Documentation: Serialize Media entities as LDP-RS describing the File, not itself

Created on 13 Jun 2017  路  17Comments  路  Source: Islandora/documentation

Right now a Media entity, when serialized, has itself as the subject and contains a triple of the form <uri_of_media> iana:describes <uri_of_file>, but really it needs to be <uri_of_file> iana:describedby <uri_of_media> to be in line with how Fedora generates a LDP-RS for every LDP-NR that gets created. This amounts to adding a special case for Media entities in the jsonld module.

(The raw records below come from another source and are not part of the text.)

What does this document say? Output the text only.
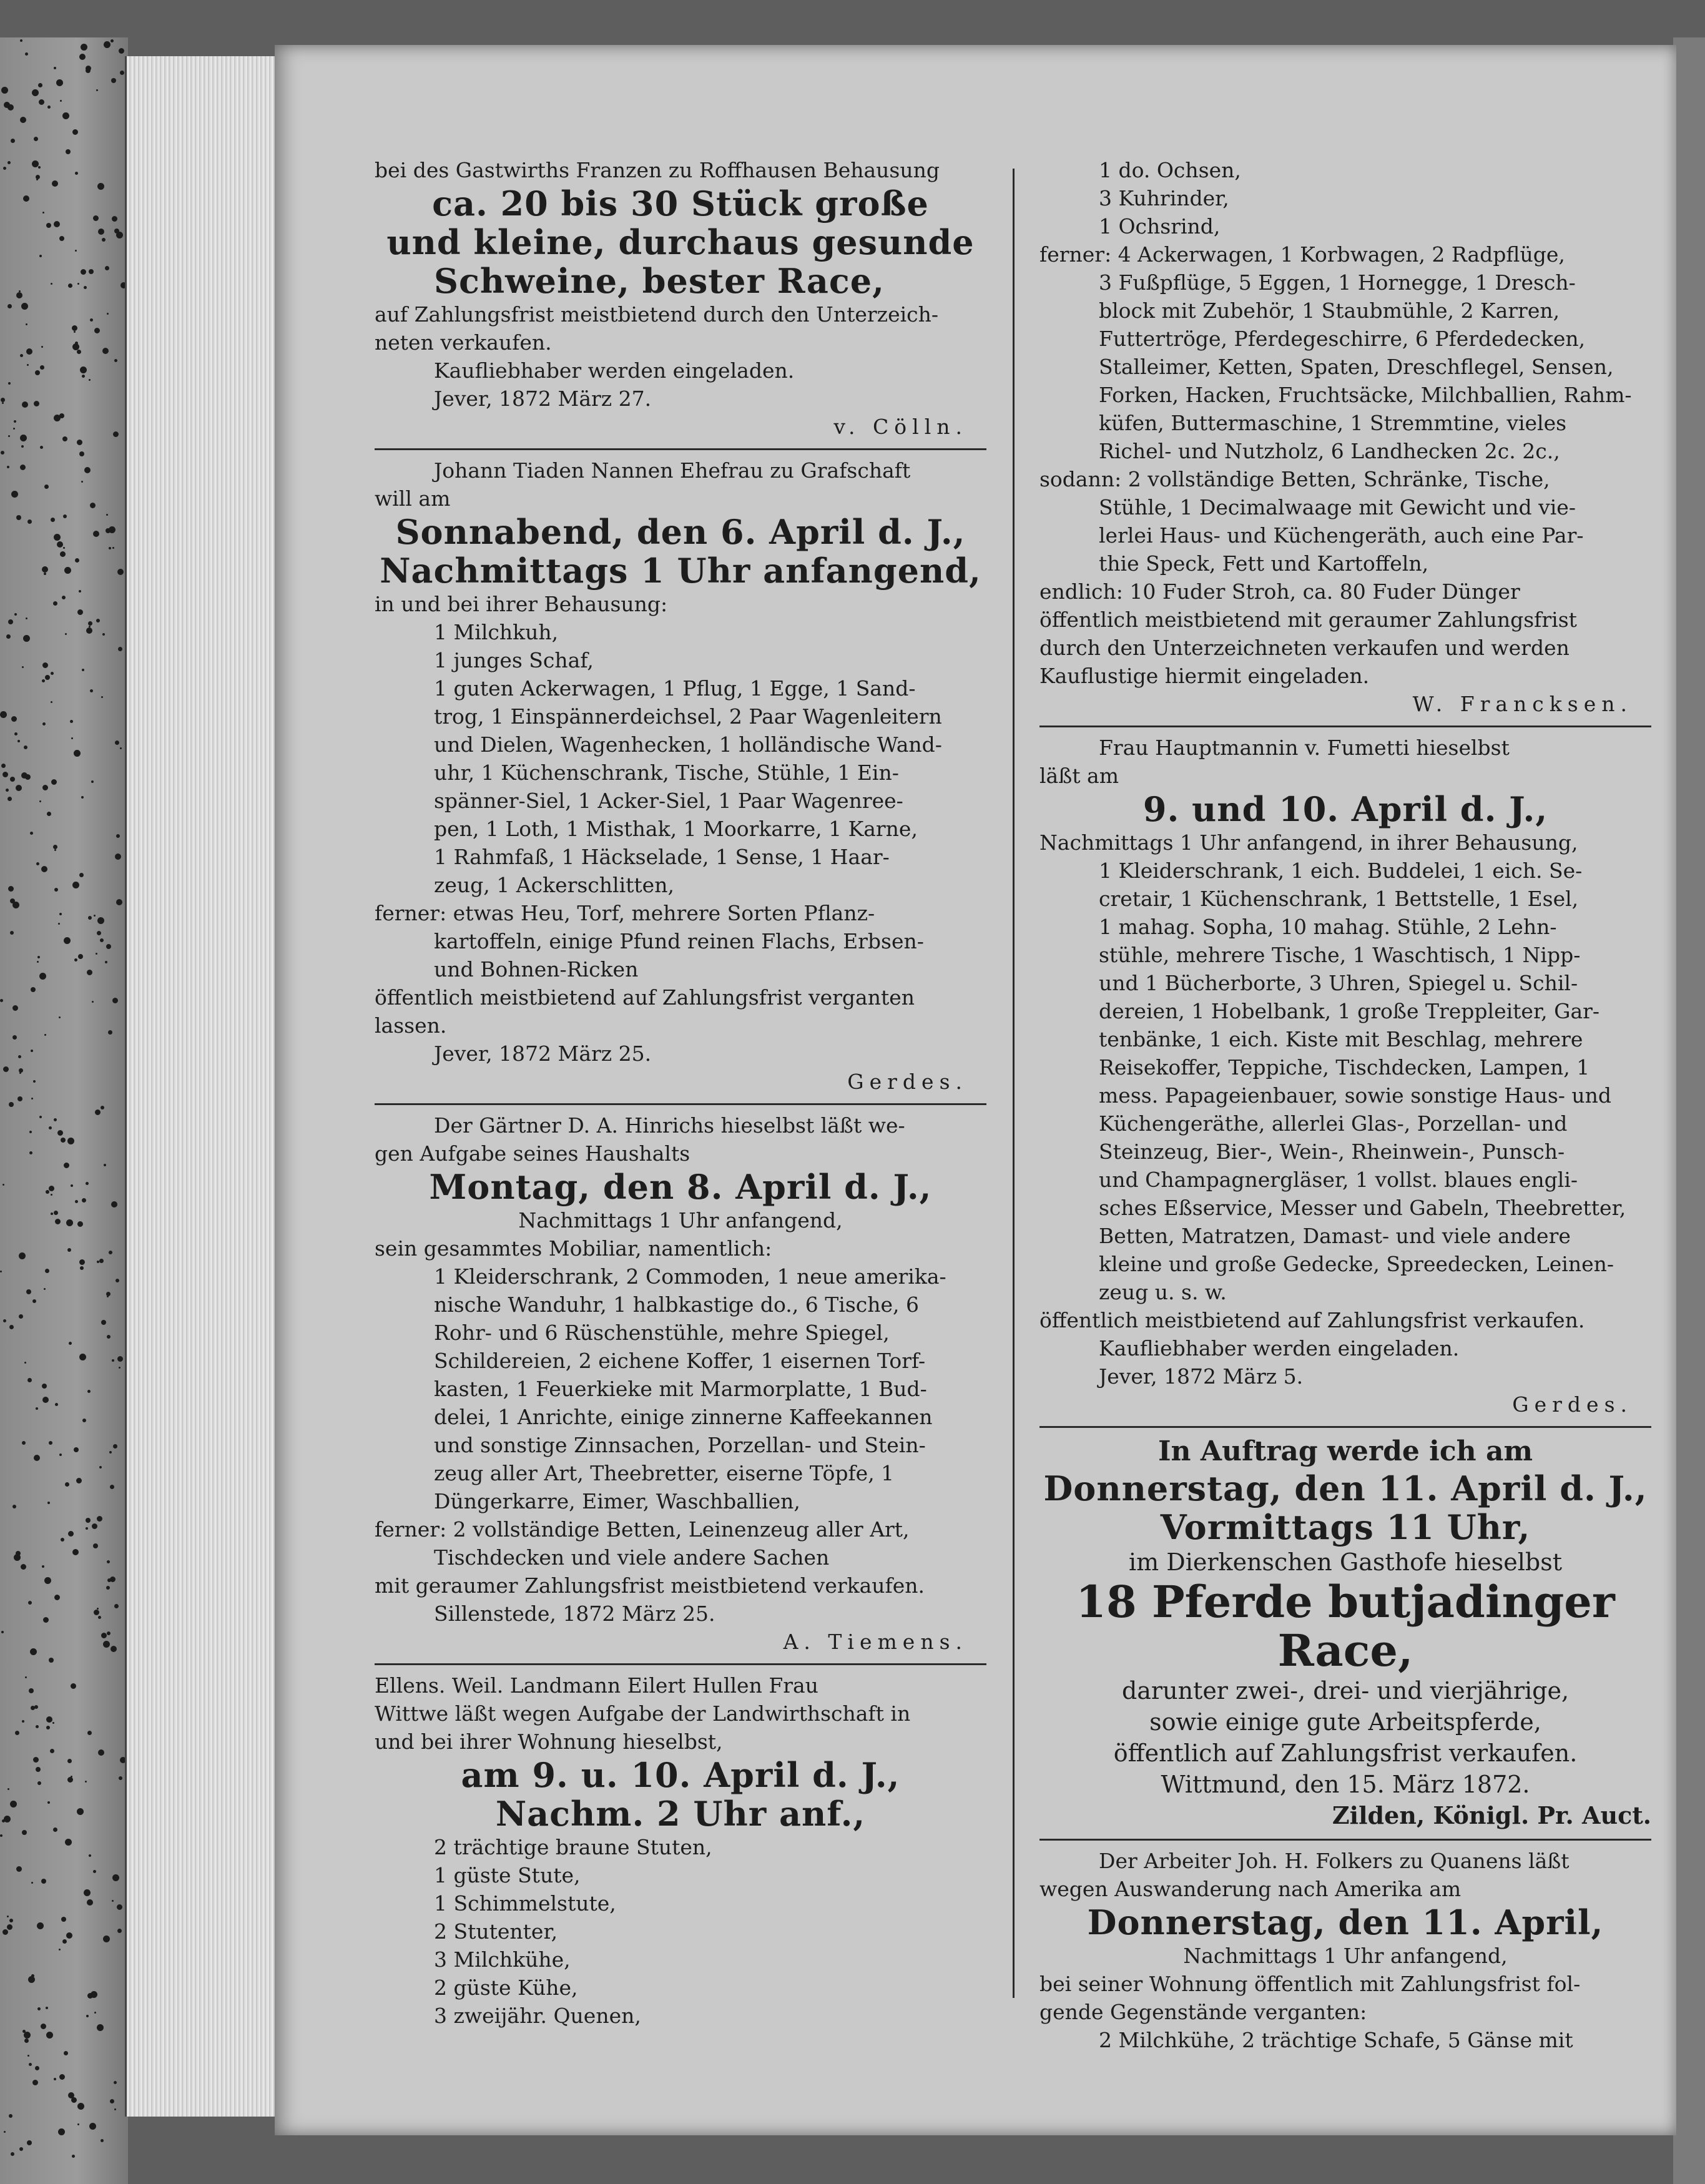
bei des Gastwirths Franzen zu Roffhausen Behausung
ca. 20 bis 30 Stück große
und kleine, durchaus gesunde
Schweine, bester Race,
auf Zahlungsfrist meistbietend durch den Unterzeich-
neten verkaufen.
Kaufliebhaber werden eingeladen.
Jever, 1872 März 27.
v. Cölln.
Johann Tiaden Nannen Ehefrau zu Grafschaft
will am
Sonnabend, den 6. April d. J.,
Nachmittags 1 Uhr anfangend,
in und bei ihrer Behausung:
1 Milchkuh,
1 junges Schaf,
1 guten Ackerwagen, 1 Pflug, 1 Egge, 1 Sand-
trog, 1 Einspännerdeichsel, 2 Paar Wagenleitern
und Dielen, Wagenhecken, 1 holländische Wand-
uhr, 1 Küchenschrank, Tische, Stühle, 1 Ein-
spänner-Siel, 1 Acker-Siel, 1 Paar Wagenree-
pen, 1 Loth, 1 Misthak, 1 Moorkarre, 1 Karne,
1 Rahmfaß, 1 Häckselade, 1 Sense, 1 Haar-
zeug, 1 Ackerschlitten,
ferner: etwas Heu, Torf, mehrere Sorten Pflanz-
kartoffeln, einige Pfund reinen Flachs, Erbsen-
und Bohnen-Ricken
öffentlich meistbietend auf Zahlungsfrist verganten
lassen.
Jever, 1872 März 25.
Gerdes.
Der Gärtner D. A. Hinrichs hieselbst läßt we-
gen Aufgabe seines Haushalts
Montag, den 8. April d. J.,
Nachmittags 1 Uhr anfangend,
sein gesammtes Mobiliar, namentlich:
1 Kleiderschrank, 2 Commoden, 1 neue amerika-
nische Wanduhr, 1 halbkastige do., 6 Tische, 6
Rohr- und 6 Rüschenstühle, mehre Spiegel,
Schildereien, 2 eichene Koffer, 1 eisernen Torf-
kasten, 1 Feuerkieke mit Marmorplatte, 1 Bud-
delei, 1 Anrichte, einige zinnerne Kaffeekannen
und sonstige Zinnsachen, Porzellan- und Stein-
zeug aller Art, Theebretter, eiserne Töpfe, 1
Düngerkarre, Eimer, Waschballien,
ferner: 2 vollständige Betten, Leinenzeug aller Art,
Tischdecken und viele andere Sachen
mit geraumer Zahlungsfrist meistbietend verkaufen.
Sillenstede, 1872 März 25.
A. Tiemens.
Ellens. Weil. Landmann Eilert Hullen Frau
Wittwe läßt wegen Aufgabe der Landwirthschaft in
und bei ihrer Wohnung hieselbst,
am 9. u. 10. April d. J.,
Nachm. 2 Uhr anf.,
2 trächtige braune Stuten,
1 güste Stute,
1 Schimmelstute,
2 Stutenter,
3 Milchkühe,
2 güste Kühe,
3 zweijähr. Quenen,
1 do. Ochsen,
3 Kuhrinder,
1 Ochsrind,
ferner: 4 Ackerwagen, 1 Korbwagen, 2 Radpflüge,
3 Fußpflüge, 5 Eggen, 1 Hornegge, 1 Dresch-
block mit Zubehör, 1 Staubmühle, 2 Karren,
Futtertröge, Pferdegeschirre, 6 Pferdedecken,
Stalleimer, Ketten, Spaten, Dreschflegel, Sensen,
Forken, Hacken, Fruchtsäcke, Milchballien, Rahm-
küfen, Buttermaschine, 1 Stremmtine, vieles
Richel- und Nutzholz, 6 Landhecken 2c. 2c.,
sodann: 2 vollständige Betten, Schränke, Tische,
Stühle, 1 Decimalwaage mit Gewicht und vie-
lerlei Haus- und Küchengeräth, auch eine Par-
thie Speck, Fett und Kartoffeln,
endlich: 10 Fuder Stroh, ca. 80 Fuder Dünger
öffentlich meistbietend mit geraumer Zahlungsfrist
durch den Unterzeichneten verkaufen und werden
Kauflustige hiermit eingeladen.
W. Francksen.
Frau Hauptmannin v. Fumetti hieselbst
läßt am
9. und 10. April d. J.,
Nachmittags 1 Uhr anfangend, in ihrer Behausung,
1 Kleiderschrank, 1 eich. Buddelei, 1 eich. Se-
cretair, 1 Küchenschrank, 1 Bettstelle, 1 Esel,
1 mahag. Sopha, 10 mahag. Stühle, 2 Lehn-
stühle, mehrere Tische, 1 Waschtisch, 1 Nipp-
und 1 Bücherborte, 3 Uhren, Spiegel u. Schil-
dereien, 1 Hobelbank, 1 große Treppleiter, Gar-
tenbänke, 1 eich. Kiste mit Beschlag, mehrere
Reisekoffer, Teppiche, Tischdecken, Lampen, 1
mess. Papageienbauer, sowie sonstige Haus- und
Küchengeräthe, allerlei Glas-, Porzellan- und
Steinzeug, Bier-, Wein-, Rheinwein-, Punsch-
und Champagnergläser, 1 vollst. blaues engli-
sches Eßservice, Messer und Gabeln, Theebretter,
Betten, Matratzen, Damast- und viele andere
kleine und große Gedecke, Spreedecken, Leinen-
zeug u. s. w.
öffentlich meistbietend auf Zahlungsfrist verkaufen.
Kaufliebhaber werden eingeladen.
Jever, 1872 März 5.
Gerdes.
In Auftrag werde ich am
Donnerstag, den 11. April d. J.,
Vormittags 11 Uhr,
im Dierkenschen Gasthofe hieselbst
18 Pferde butjadinger Race,
darunter zwei-, drei- und vierjährige,
sowie einige gute Arbeitspferde,
öffentlich auf Zahlungsfrist verkaufen.
Wittmund, den 15. März 1872.
Zilden, Königl. Pr. Auct.
Der Arbeiter Joh. H. Folkers zu Quanens läßt
wegen Auswanderung nach Amerika am
Donnerstag, den 11. April,
Nachmittags 1 Uhr anfangend,
bei seiner Wohnung öffentlich mit Zahlungsfrist fol-
gende Gegenstände verganten:
2 Milchkühe, 2 trächtige Schafe, 5 Gänse mit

Here's what it looks like now (non-relevant triples removed for brevity):

{
    "@graph":[
        {
            "@id":"http:\/\/localhost:8000\/media\/1?_format=jsonld",
           ...
            "http:\/\/www.iana.org\/assignments\/relation\/describes":[
                {
                    "@id":"http:\/\/localhost:8000\/sites\/default\/files\/2017-06\/sample.jp2"
                }
            ]
        }
        ...
}

And here's what it should look like:

{
    "@graph":[
        {
            "@id":"http:\/\/localhost:8000\/sites\/default\/files\/2017-06\/sample.jp2",
           ...
            "http:\/\/www.iana.org\/assignments\/relation\/describedby":[
                {
                    "@id":"http:\/\/localhost:8000\/media\/1?_format=jsonld"
                }
            ]
        }
        ...
}
claw-jsonld drupal

Most helpful comment

In my understanding, the Media entity in Drupal is "a wrapper for the file" and any fields/values on a Media entity - for example: ebucore:height is 2394px, or mimetype is image/tiff, are semantically the properties of the _file_. It's just that file entities, in Drupal, can't have fields attached. So the fields go on the Media. Any other fields or properties you attach to a Media should, I think, describe the file proper (otherwise put it on the node).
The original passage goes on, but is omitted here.